Mr. Sorin Posescu, P.Geo., is a Qualified Person as defined under National Instrument 43-101 standards and has reviewed and approved this news release.
The Company granted 2,015,000 incentive stock options to directors, employees and consultants to the Company under the Company’s stock option plan at exercise price of $0.30. The term of the options is 10 years and all options vest immediately.
About Brixton Metals Corporation
Brixton Metals Corporation is a gold-silver exploration & developing company focused in Canada and USA. Brixton wholly owns 4 projects. The advanced stage Hog Heaven silver-gold-copper project in NW Montana, USA is a past producer of direct ship ore. Two district scale gold projects, “Thorn (Golden Triangle)” and “Atlin” in British Columbia, Canada and lastly, two past producing high-grade silver-cobalt mines, the Langis and Hudson Bay projects, are brownfield projects with excellent infrastructure and are located in Ontario, Canada. The Company is actively seeking JV partners to advance one or more of its projects.
Brixton Metals Corporation shares trade on the TSX-V under the ticker symbol BBB. For more information about Brixton please visit our website at www.brixtonmetals.com.
On Behalf of the Board of Directors
Mr. Gary R. Thompson, Chairman and CEO
Neither the TSX Venture Exchange nor its Regulation Services Provider (as that term is defined in the policies of the TSX Venture Exchange) accepts responsibility for the adequacy or accuracy of this release.
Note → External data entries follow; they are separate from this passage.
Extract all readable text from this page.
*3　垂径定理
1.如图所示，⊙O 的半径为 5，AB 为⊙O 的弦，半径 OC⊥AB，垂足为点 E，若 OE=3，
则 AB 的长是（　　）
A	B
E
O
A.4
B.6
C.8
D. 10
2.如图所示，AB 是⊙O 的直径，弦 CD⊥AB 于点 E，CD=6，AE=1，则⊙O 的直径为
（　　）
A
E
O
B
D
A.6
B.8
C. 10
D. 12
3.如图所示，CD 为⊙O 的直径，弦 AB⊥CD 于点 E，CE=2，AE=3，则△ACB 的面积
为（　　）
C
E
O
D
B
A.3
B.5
Information set forth in this news release may involve forward-looking statements under applicable securities laws. Forward-looking statements are statements that relate to future, not past, events. In this context, forward-looking statements often address expected future business and financial performance, and often contain words such as “anticipate”, “believe”, “plan”, “estimate”, “expect”, and “intend”, statements that an action or event “may”, “might”, “could”, “should”, or “will” be taken or occur, including statements that address potential quantity and/or grade of minerals, potential size and expansion of a mineralized zone, proposed timing of exploration and development plans, or other similar expressions. All statements, other than statements of historical fact included herein including, without limitation, statements regarding the amount of drilling to be completed and the exploration potential of the property based on resources estimates and forward looking statements. By their nature, forward-looking statements involve known and unknown risks, uncertainties and other factors which may cause our actual results, performance or achievements, or other future events, to be materially different from any future results, performance or achievements expressed or implied by such forward-looking statements. Such factors include, among others, the following risks: the need for additional financing; operational risks associated with mineral exploration; fluctuations in commodity prices; title matters; and the additional risks identified in the annual information form of the Company or other reports and filings with the TSXV and applicable Canadian securities regulators. Forward-looking statements are made based on management’s beliefs, estimates and opinions on the date that statements are made and the Company undertakes no obligation to update forward-looking statements if these beliefs, estimates and opinions or other circumstances should change, except as required by applicable securities laws. Investors are cautioned against attributing undue certainty to forward-looking statements.